Amazon Web Services has launched Local Zones in Chicago, Kansas City, and Minneapolis.

Local Zones act as Edge locations to host applications that require low latency to end-users or on-premises installations.

AWS
– AWS

“Today we are announcing the general availability of AWS Local Zones in Chicago, Kansas City, and Minneapolis. Customers can now use these new Local Zones to deliver applications that require single-digit millisecond latency to end-users or for on-premises installations in these three metro areas," the company said.

The company offers select services (compute, storage, database, etc.) within Local Zones close to population centers for latency-sensitive applications, usually where it doesn't have an existing data center footprint. Each Zone is a ‘child’ of a particular parent region, and is managed by the control plane in that region.

First announced in 2019, Local Zones are now generally available in Boston, Denver, Dallas, Denver, Houston, Los Angeles, Miami, and Philadelphia. The company has launched 11 zones this year, with six more due to launch in 2021 in Atlanta, Las Vegas, New York, Phoenix, Portland, and Seattle. The company hasn’t shared information about the facilities its Local Zone infrastructure sits within.

The company also operates Wavelength Zones, which provides compute and storage services that sit within telecom providers' 5G networks and provides access to cloud services running in a nearby AWS Region.

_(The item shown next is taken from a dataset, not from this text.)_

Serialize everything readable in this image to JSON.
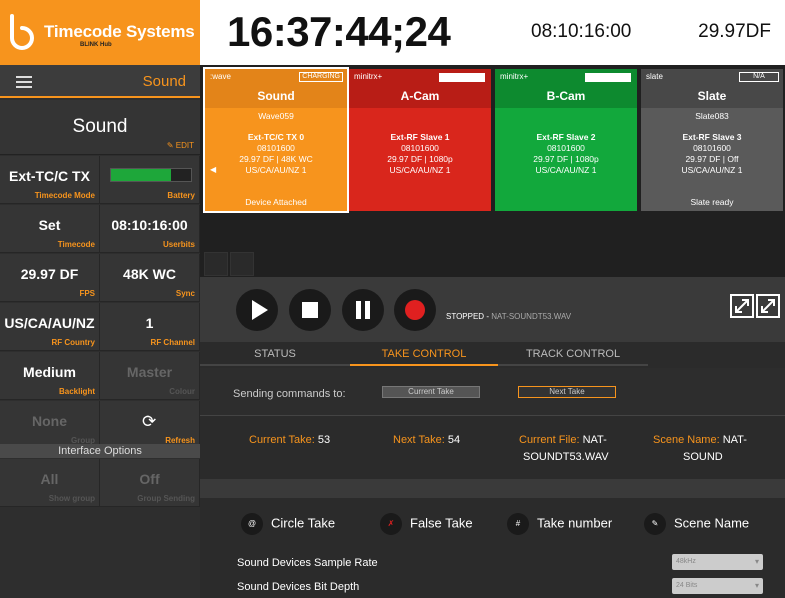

Verizon is AWS’ Wavelength partner in the US, providing Zones in 13 US cities; Atlanta, Boston, Chicago, Dallas, Denver, Houston, Las Vegas, Miami, New York City Phoenix, San Francisco, Seattle, and Washington DC.

AWS has partnered with Vodafone to launch a Wavelength Zones in London, UK. The service is also available in Tokyo and Osaka, Japan, through KDDI; and Daejeon, South Korea, through SK Telecom.